A 14-year-old Travis County girl who said she was sexually assaulted by a man she met on MySpace.com sued the MySpace for $30 million, claiming that it fails to protect minors from adult sexual predators.

The lawsuit claims that the Web site does not require users to verify their age and calls the security measures aimed at preventing strangers from contacting users younger than 16 "utterly ineffective."

What do they expect MySpace to do? Ask every registrants to provide photocopy of age or driver's license?
At the core I think the primary responsibility of managing their children is on the parents. And they have software like NetNanny. Why shift the blame on MySpace?

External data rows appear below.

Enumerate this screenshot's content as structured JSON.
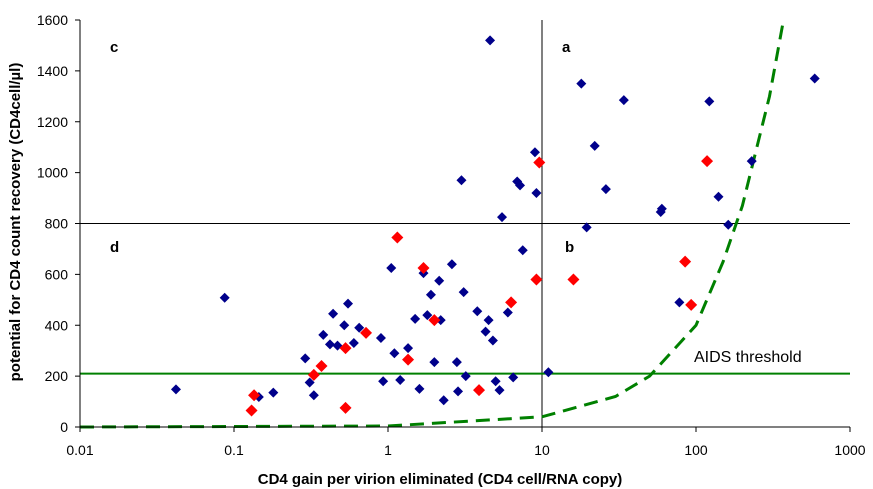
{
  "chart_data": {
    "type": "scatter",
    "title": "",
    "xlabel": "CD4 gain per virion eliminated (CD4 cell/RNA copy)",
    "ylabel": "potential for CD4 count recovery (CD4cell/µl)",
    "xscale": "log",
    "xlim": [
      0.01,
      1000
    ],
    "ylim": [
      0,
      1600
    ],
    "x_ticks": [
      0.01,
      0.1,
      1,
      10,
      100,
      1000
    ],
    "x_tick_labels": [
      "0.01",
      "0.1",
      "1",
      "10",
      "100",
      "1000"
    ],
    "y_ticks": [
      0,
      200,
      400,
      600,
      800,
      1000,
      1200,
      1400,
      1600
    ],
    "y_tick_labels": [
      "0",
      "200",
      "400",
      "600",
      "800",
      "1000",
      "1200",
      "1400",
      "1600"
    ],
    "grid": false,
    "legend": "none",
    "colors": {
      "blue_points": "#00008B",
      "red_points": "#FF0000",
      "threshold_line": "#008000",
      "curve": "#008000",
      "reference_lines": "#000000"
    },
    "series": [
      {
        "marker": "diamond",
        "color": "#00008B",
        "points": [
          [
            0.042,
            148
          ],
          [
            0.087,
            508
          ],
          [
            0.145,
            118
          ],
          [
            0.18,
            135
          ],
          [
            0.29,
            270
          ],
          [
            0.31,
            175
          ],
          [
            0.33,
            125
          ],
          [
            0.38,
            362
          ],
          [
            0.42,
            325
          ],
          [
            0.44,
            445
          ],
          [
            0.47,
            320
          ],
          [
            0.52,
            400
          ],
          [
            0.55,
            485
          ],
          [
            0.6,
            330
          ],
          [
            0.65,
            390
          ],
          [
            0.9,
            350
          ],
          [
            0.93,
            180
          ],
          [
            1.05,
            625
          ],
          [
            1.1,
            290
          ],
          [
            1.2,
            185
          ],
          [
            1.35,
            310
          ],
          [
            1.5,
            425
          ],
          [
            1.6,
            150
          ],
          [
            1.7,
            605
          ],
          [
            1.8,
            440
          ],
          [
            1.9,
            520
          ],
          [
            2.0,
            255
          ],
          [
            2.15,
            575
          ],
          [
            2.2,
            420
          ],
          [
            2.3,
            105
          ],
          [
            2.6,
            640
          ],
          [
            2.8,
            255
          ],
          [
            2.85,
            140
          ],
          [
            3.0,
            970
          ],
          [
            3.1,
            530
          ],
          [
            3.2,
            200
          ],
          [
            3.8,
            455
          ],
          [
            4.3,
            375
          ],
          [
            4.5,
            420
          ],
          [
            4.6,
            1520
          ],
          [
            4.8,
            340
          ],
          [
            5.0,
            180
          ],
          [
            5.3,
            145
          ],
          [
            5.5,
            825
          ],
          [
            6.0,
            450
          ],
          [
            6.5,
            195
          ],
          [
            6.9,
            965
          ],
          [
            7.2,
            950
          ],
          [
            7.5,
            695
          ],
          [
            9.0,
            1080
          ],
          [
            9.2,
            920
          ],
          [
            11.0,
            215
          ],
          [
            18.0,
            1350
          ],
          [
            19.5,
            785
          ],
          [
            22.0,
            1105
          ],
          [
            26.0,
            935
          ],
          [
            34.0,
            1285
          ],
          [
            59.0,
            845
          ],
          [
            60.0,
            858
          ],
          [
            78.0,
            490
          ],
          [
            122.0,
            1280
          ],
          [
            140.0,
            905
          ],
          [
            162.0,
            795
          ],
          [
            230.0,
            1045
          ],
          [
            590.0,
            1370
          ]
        ]
      },
      {
        "marker": "diamond",
        "color": "#FF0000",
        "points": [
          [
            0.13,
            65
          ],
          [
            0.135,
            125
          ],
          [
            0.33,
            205
          ],
          [
            0.37,
            240
          ],
          [
            0.53,
            75
          ],
          [
            0.53,
            310
          ],
          [
            0.72,
            370
          ],
          [
            1.15,
            745
          ],
          [
            1.35,
            265
          ],
          [
            1.7,
            625
          ],
          [
            2.0,
            420
          ],
          [
            3.9,
            145
          ],
          [
            6.3,
            490
          ],
          [
            9.2,
            580
          ],
          [
            9.6,
            1040
          ],
          [
            16.0,
            580
          ],
          [
            85.0,
            650
          ],
          [
            93.0,
            480
          ],
          [
            118.0,
            1045
          ]
        ]
      }
    ],
    "reference_lines": [
      {
        "orientation": "vertical",
        "x": 10
      },
      {
        "orientation": "horizontal",
        "y": 800
      },
      {
        "orientation": "horizontal",
        "y": 210,
        "label": "AIDS threshold"
      }
    ],
    "curve": {
      "style": "dashed",
      "description_points": [
        [
          0.01,
          0
        ],
        [
          1,
          4
        ],
        [
          10,
          40
        ],
        [
          30,
          120
        ],
        [
          50,
          200
        ],
        [
          100,
          400
        ],
        [
          150,
          650
        ],
        [
          200,
          870
        ],
        [
          300,
          1300
        ],
        [
          370,
          1600
        ]
      ]
    },
    "quadrant_labels": [
      "a",
      "b",
      "c",
      "d"
    ],
    "threshold_label": "AIDS threshold"
  }
}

Hemanshu Nigam, the chief security officer for MySpace.com, said in a written statement: "We take aggressive measures to protect our members. We encourage everyone on the Internet to engage in smart web practices and have open family dialogue about how to apply offline lessons in the online world." link

I agree with him. It is pretty much what an online company providing a free service can reasonably do without going bankrupt. The whole economy-of-scale model breaks if they have to recruit people to manually verify age of minors. MySpace has more than 80 million registered users worldwide and is the world's third most-viewed Web site. Imagine the cost of manually verifying the age of 80 million people.

To create an account, a MySpace user must list a name, an e-mail address, sex, country and date of birth.
"None of this has to be true," the lawsuit said.

This guy needs a wake-up call! No internet company can survive if it has to verify the age of each individual registering on its site.

Lauren Gelman, associate director of the Center for Internet and Society at Stanford Law School, said she does not think MySpace is legally responsible for what happens away from its site.

"If you interact on MySpace, you are safe, but if a 13-year-old or 14-year-old goes out in person and meets someone she doesn't know, that is always an unsafe endeavor," Gelman said. "We need to teach our kids to be wary of strangers."

That pretty much sums it. Didn't her mother teach her not to go out with strangers?